Incroyable mais vrai : Vincent Peillon est à la fois "le Fillon" et "le Copé" de la primaire de la BAP

Publié à 11h44, le 09 décembre 2016 , Modifié à 11h46, le 09 décembre 2016

Incroyable mais vrai : Vincent Peillon est à la fois "le Fillon" et "le Copé" de la primaire de la BAP
Vincent Peillon © MARTIN BUREAU / AFP

Depuis la fin novembre, il est un homme politique auquel se comparent nombre de ses congénères.
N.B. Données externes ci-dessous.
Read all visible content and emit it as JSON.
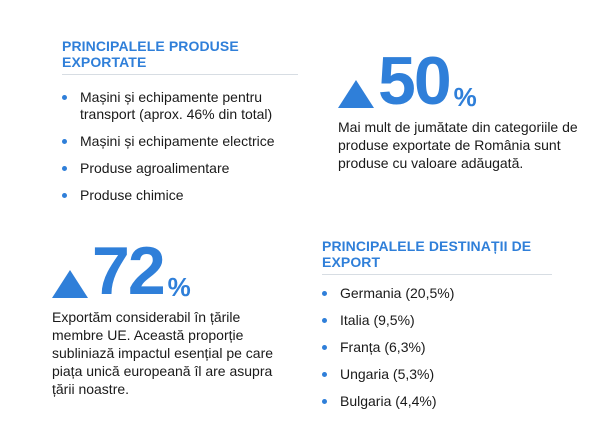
{
  "products": {
    "title": "PRINCIPALELE PRODUSE EXPORTATE",
    "items": [
      "Mașini și echipamente pentru transport (aprox. 46% din total)",
      "Mașini și echipamente electrice",
      "Produse agroalimentare",
      "Produse chimice"
    ]
  },
  "stat50": {
    "value": "50",
    "unit": "%",
    "text": "Mai mult de jumătate din categoriile de produse exportate de România sunt produse cu valoare adăugată."
  },
  "stat72": {
    "value": "72",
    "unit": "%",
    "text": "Exportăm considerabil în țările membre UE. Această proporție subliniază impactul esențial pe care piața unică europeană îl are asupra țării noastre."
  },
  "destinations": {
    "title": "PRINCIPALELE DESTINAȚII DE EXPORT",
    "items": [
      "Germania (20,5%)",
      "Italia (9,5%)",
      "Franța (6,3%)",
      "Ungaria (5,3%)",
      "Bulgaria (4,4%)"
    ]
  },
  "colors": {
    "accent": "#2f7fd9",
    "text": "#1a1a1a",
    "rule": "#d7dde3"
  },
  "icons": {
    "stat_marker": "triangle-up-icon",
    "bullet": "bullet-dot-icon"
  }
}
Avec sa fougueuse remontada en fin de campagne et sa victoire écrasante à la primaire de la droite, François Fillon a redonné de l'espoir à tout plein d'autres candidats qui, comme il le fut longtemps lui-même, stagnent dans les sondages et ne sont pas franchement donnés gagnants.

"Faire une Fillon" est donc une expression qui a de l'avenir, par opposition à "se juppéiser" (version moderne de "se balladuriser") et surtout à "se copéiser" qui promet un avenir des plus sombres à celui qui en est affublé. Mais un homme parvient à incarner les deux extrêmes à la fois. Cet objet politique non identifié, c'est Vincent Peillon.

L'ancien ministre de l'Éducation nationale doit annoncer ce week-end sa candidature à la primaire de la Belle Alliance Populaire. Sorti de nulle part (ou plus précisément d'une semi-retraite qu'il passait au Parlement européen et en écrivant des polars), le voilà qui s'ajoute à l'équipe de foot de candidats du PS. Et certains lui prédisent déjà un succès retentissant quand d'autres lui promettent l'échec le plus total.

Ainsi Pascal Cherki, député PS proche de Benoît Hamon, pronostique-t-il vendredi 9 décembre qu'il sera "le Copé de la primaire" de la BAP au soir du premier tour, le 22 janvier :

Pour rappel : être "le Copé" de quelque chose revient à finir dernier ne réunir que 0,3% des participants à ce quelque chose. Ce qui est pire qu'être "le Baylet" de quelque chose, statut qui correspond pour sa part à 0,6% d'adhésion, ce qui est mieux (et plus de gauche) mais toujours pas top.

Mais Vincent Peillon ne se laissera peut-être pas déprimer par ce commentaire #plutôtsympa d'un adversaire. Il peut en tout cas compter sur ses propres soutiens pour le gonfler à bloc. Ainsi Eduardo Rihan-Cypel, autre député socialiste dont il est le champion, le voit-il être au contraire "le François Fillon de la primaire de la gauche". Ce qui est beaucoup plus prometteur.

À noter toutefois que tout le monde ne pourra pas être le François Fillon de la Belle Alliance Populaire. Or Benoît Hamon, donné troisième homme derrière Manuel Valls et Arnaud Montebourg, est en train de faire naître les comparaisons avec le vainqueur de la primaire de la droite...

[BONUS TRACK]

On ose à peine vous le faire remarquer, mais... si on mélange "Copé" et "Fillon", cela donne... "coillon". Ce qui est tout proche d'être très désagréable.